Les pistes de solution
La journée de jeudi n’était que la première étape de la mobilisation que souhaite favoriser le Consortium pour la construction de davantage de logements sociaux. La coordonnatrice de l’organisme promet que d’autres rendez-vous suivront dans les prochains mois, afin de refaire le point sur les actions mises en place et pour en déterminer de nouvelles.
«Il faut ramener la personne au cœur des préoccupations. À Trois-Rivières, il est en train de se dessiner une politique d’habitation. Or, il faut s’assurer que l’on a vu tous les aspects, qu’il n’y ait aucun angle mort. Il faut voir régionalement s’il y a des choses à travailler ensemble», plaide Mme Milot.
Parlant de Trois-Rivières, son maire et plusieurs de ses conseillers municipaux ont assisté aux activités de la journée.
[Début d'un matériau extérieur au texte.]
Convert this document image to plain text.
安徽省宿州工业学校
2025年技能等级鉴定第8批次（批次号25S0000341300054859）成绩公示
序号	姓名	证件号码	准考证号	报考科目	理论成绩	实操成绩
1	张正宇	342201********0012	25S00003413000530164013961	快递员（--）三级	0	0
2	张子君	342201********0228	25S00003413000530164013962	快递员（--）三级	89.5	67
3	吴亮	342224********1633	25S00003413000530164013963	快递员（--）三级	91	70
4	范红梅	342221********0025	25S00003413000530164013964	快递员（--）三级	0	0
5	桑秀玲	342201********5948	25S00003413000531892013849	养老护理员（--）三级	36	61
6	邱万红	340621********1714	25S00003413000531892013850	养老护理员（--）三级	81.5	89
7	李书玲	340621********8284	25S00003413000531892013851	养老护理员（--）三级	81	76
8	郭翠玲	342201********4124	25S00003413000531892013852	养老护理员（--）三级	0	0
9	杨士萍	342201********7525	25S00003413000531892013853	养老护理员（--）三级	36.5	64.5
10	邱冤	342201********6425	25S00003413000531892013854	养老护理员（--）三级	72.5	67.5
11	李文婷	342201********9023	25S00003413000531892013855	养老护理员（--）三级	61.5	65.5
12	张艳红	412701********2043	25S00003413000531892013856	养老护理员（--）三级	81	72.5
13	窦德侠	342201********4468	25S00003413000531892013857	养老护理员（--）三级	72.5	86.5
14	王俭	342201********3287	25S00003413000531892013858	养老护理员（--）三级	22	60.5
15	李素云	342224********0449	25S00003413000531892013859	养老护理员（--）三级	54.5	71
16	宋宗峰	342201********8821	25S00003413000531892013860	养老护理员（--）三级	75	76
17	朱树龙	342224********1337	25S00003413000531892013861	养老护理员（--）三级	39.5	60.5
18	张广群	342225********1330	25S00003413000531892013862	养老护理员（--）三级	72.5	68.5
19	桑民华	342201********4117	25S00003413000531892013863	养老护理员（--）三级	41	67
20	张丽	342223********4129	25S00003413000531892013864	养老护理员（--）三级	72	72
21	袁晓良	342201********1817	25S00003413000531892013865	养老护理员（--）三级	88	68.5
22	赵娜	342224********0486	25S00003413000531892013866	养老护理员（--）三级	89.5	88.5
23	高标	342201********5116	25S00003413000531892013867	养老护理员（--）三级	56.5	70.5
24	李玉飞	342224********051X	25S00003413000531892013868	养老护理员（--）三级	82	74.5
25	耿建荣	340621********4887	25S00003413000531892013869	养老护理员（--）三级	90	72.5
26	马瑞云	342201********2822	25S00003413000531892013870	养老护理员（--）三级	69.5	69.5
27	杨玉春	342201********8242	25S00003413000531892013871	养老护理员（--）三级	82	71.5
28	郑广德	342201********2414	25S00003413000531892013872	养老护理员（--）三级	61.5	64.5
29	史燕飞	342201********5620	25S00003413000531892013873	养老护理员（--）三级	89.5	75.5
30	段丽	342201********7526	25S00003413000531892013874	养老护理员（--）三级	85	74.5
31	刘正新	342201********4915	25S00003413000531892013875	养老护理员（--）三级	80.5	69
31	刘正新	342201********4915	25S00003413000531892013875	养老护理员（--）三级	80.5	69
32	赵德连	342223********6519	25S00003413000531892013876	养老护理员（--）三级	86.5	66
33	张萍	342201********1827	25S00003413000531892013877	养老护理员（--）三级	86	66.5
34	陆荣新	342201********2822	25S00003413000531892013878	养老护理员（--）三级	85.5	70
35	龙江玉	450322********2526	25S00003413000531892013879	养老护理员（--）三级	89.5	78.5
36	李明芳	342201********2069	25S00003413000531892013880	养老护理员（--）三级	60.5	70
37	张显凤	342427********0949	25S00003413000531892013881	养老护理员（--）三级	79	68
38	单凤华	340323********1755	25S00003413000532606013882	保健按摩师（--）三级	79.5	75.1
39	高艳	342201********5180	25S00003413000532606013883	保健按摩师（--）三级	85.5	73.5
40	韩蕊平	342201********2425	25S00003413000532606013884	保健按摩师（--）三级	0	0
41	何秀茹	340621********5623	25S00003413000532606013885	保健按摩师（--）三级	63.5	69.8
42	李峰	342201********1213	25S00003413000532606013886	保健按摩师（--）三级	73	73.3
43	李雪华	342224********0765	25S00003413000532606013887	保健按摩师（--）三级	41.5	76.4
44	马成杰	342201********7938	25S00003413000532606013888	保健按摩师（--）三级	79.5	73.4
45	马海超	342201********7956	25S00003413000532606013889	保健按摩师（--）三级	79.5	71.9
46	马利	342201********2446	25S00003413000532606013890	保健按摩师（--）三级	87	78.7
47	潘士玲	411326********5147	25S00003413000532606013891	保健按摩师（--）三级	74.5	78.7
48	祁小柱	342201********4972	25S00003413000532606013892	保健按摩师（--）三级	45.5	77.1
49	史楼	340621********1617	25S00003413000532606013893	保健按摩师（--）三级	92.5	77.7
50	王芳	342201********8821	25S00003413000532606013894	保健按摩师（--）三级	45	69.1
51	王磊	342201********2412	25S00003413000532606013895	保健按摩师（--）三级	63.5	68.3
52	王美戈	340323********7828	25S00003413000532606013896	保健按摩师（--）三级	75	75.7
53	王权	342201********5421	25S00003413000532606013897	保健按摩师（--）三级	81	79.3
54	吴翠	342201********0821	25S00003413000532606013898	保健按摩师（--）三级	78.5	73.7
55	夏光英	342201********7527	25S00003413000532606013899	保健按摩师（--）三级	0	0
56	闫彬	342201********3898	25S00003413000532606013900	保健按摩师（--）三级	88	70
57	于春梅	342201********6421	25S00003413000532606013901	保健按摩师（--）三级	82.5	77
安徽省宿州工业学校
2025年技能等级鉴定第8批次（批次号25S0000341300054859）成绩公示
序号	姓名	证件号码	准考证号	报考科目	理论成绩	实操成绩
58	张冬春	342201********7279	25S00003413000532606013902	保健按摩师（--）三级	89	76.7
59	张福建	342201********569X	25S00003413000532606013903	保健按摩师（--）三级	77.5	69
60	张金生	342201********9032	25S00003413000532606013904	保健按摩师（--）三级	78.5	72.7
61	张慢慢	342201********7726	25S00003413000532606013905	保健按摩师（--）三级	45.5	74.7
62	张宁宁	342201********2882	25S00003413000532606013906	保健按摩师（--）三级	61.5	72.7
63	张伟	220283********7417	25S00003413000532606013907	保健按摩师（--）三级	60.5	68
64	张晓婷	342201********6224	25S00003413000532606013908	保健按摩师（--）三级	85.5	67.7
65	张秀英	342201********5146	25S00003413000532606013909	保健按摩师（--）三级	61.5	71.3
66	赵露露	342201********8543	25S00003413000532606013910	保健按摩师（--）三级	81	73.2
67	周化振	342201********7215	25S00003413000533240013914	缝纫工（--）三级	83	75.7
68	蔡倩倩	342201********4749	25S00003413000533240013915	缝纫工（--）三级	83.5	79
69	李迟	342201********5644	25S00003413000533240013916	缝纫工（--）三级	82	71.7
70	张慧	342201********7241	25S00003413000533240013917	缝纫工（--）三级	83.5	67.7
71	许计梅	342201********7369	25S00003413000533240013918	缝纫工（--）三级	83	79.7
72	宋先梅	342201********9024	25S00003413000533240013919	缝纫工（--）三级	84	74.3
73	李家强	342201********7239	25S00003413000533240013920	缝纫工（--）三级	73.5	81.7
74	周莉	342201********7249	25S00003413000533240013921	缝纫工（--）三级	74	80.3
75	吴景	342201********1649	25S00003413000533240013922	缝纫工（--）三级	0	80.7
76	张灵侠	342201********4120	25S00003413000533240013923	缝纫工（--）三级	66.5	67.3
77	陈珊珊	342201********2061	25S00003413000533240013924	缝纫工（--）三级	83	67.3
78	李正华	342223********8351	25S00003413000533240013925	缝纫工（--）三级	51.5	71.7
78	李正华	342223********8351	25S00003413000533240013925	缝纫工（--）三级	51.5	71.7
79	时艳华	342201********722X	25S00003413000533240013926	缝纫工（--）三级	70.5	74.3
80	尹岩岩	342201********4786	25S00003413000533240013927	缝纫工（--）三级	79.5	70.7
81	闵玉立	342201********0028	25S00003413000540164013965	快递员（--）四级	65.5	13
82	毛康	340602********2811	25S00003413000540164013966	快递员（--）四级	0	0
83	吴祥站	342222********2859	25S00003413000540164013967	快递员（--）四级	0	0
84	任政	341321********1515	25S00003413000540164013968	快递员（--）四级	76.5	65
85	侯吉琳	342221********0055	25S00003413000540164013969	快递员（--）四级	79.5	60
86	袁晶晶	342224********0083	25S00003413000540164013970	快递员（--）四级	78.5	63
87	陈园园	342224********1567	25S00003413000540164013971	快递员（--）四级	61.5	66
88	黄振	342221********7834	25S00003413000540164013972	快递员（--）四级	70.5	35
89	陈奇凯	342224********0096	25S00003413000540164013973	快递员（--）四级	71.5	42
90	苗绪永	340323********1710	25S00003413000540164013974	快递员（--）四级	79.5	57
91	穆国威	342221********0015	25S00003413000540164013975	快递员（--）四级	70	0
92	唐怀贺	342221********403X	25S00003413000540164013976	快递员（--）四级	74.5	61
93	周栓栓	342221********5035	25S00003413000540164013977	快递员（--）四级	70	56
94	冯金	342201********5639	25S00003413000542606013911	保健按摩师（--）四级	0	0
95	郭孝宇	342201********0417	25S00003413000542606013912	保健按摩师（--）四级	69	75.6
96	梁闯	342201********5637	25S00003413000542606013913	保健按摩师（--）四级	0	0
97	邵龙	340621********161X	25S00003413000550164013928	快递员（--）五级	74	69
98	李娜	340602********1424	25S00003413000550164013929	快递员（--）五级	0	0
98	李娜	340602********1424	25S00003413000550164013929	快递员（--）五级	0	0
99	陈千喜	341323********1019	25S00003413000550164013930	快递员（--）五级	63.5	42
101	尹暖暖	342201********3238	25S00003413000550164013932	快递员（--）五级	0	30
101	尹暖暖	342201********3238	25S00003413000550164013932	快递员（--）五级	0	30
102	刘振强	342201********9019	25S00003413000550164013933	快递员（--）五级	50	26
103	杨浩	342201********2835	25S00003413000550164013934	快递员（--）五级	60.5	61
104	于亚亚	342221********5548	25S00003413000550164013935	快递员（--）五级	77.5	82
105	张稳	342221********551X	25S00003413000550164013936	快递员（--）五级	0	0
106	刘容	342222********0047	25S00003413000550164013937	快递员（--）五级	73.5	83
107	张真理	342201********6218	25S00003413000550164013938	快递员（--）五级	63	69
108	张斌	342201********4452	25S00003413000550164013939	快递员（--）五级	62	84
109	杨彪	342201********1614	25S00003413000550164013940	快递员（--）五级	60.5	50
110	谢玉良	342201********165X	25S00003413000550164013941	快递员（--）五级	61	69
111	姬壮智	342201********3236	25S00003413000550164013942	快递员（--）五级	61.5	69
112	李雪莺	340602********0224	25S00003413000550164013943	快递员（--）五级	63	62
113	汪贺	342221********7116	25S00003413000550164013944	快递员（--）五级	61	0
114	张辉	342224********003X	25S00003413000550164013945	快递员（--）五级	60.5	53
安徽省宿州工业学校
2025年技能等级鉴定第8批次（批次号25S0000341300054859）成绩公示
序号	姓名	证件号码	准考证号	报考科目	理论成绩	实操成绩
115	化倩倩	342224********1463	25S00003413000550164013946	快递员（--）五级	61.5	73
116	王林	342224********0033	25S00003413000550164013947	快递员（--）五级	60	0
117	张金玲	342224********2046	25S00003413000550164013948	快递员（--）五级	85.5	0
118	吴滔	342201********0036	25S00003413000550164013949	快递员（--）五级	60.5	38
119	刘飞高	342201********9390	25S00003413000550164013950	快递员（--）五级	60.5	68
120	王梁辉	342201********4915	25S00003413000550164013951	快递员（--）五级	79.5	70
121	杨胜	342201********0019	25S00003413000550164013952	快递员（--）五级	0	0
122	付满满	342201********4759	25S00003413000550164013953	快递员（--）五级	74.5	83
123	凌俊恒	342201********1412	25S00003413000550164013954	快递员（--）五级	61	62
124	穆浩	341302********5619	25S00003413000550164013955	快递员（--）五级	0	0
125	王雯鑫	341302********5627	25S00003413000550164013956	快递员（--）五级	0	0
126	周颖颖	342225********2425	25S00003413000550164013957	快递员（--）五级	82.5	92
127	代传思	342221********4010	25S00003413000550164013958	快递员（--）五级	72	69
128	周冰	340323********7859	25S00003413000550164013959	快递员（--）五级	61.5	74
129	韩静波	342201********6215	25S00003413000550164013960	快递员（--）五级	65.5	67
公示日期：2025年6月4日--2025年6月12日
Parmi eux figurait Dany Carpentier, conseiller du district de Sainte-Marguerite. Celui-ci a exprimé sa déception de voir que la Ville n’a pas agi plus tôt, alors qu’il dit avoir tiré la sonnette d’alarme il y a belle lurette.
«Je suis gêné, parce qu’à Trois-Rivières, on a débloqué des fonds pour le logement social, mais rien ne bouge vraiment, alors que le 1er juillet arrive et qu’il va y avoir des gens qui se retrouveront sans toit. On donne des permis de construction, mais on n’a pas fixé d’objectifs de mixité, alors que d’autres villes ont mis des incitatifs pour la construction de logements sociaux, elles sont créatives», critique-t-il.
De son côté, Jean-Yves St-Arnaud dit aussi espérer que les acteurs pouvant intervenir sur la question du logement social vont cesser de «travailler en silo» pour plutôt «travailler ensemble». Il estime cependant que les municipalités sont freinées par Québec lorsque vient le temps de construire.
«La loi 103 a bloqué les municipalités qui veulent agrandir leur périmètre urbain. Elles se retrouvent limitées dans l’espace. Par exemple, à Louiseville, il n’y a pas de logement disponible. La Ville a des terrains sur lesquels on pourrait construire des logements, mais le ministère de l’Environnement nous bloque, parce qu’on n’est pas capable d’amener les égouts jusque là», illustre-t-il.
La journée de jeudi était organisée conjointement par le Consortium en développement social de la Mauricie, le Centre de recherche sociale appliquée et du comité régional en habitation. Une nouvelle journée de ce genre pourrait être organisée dans six à huit mois, indique-t-on.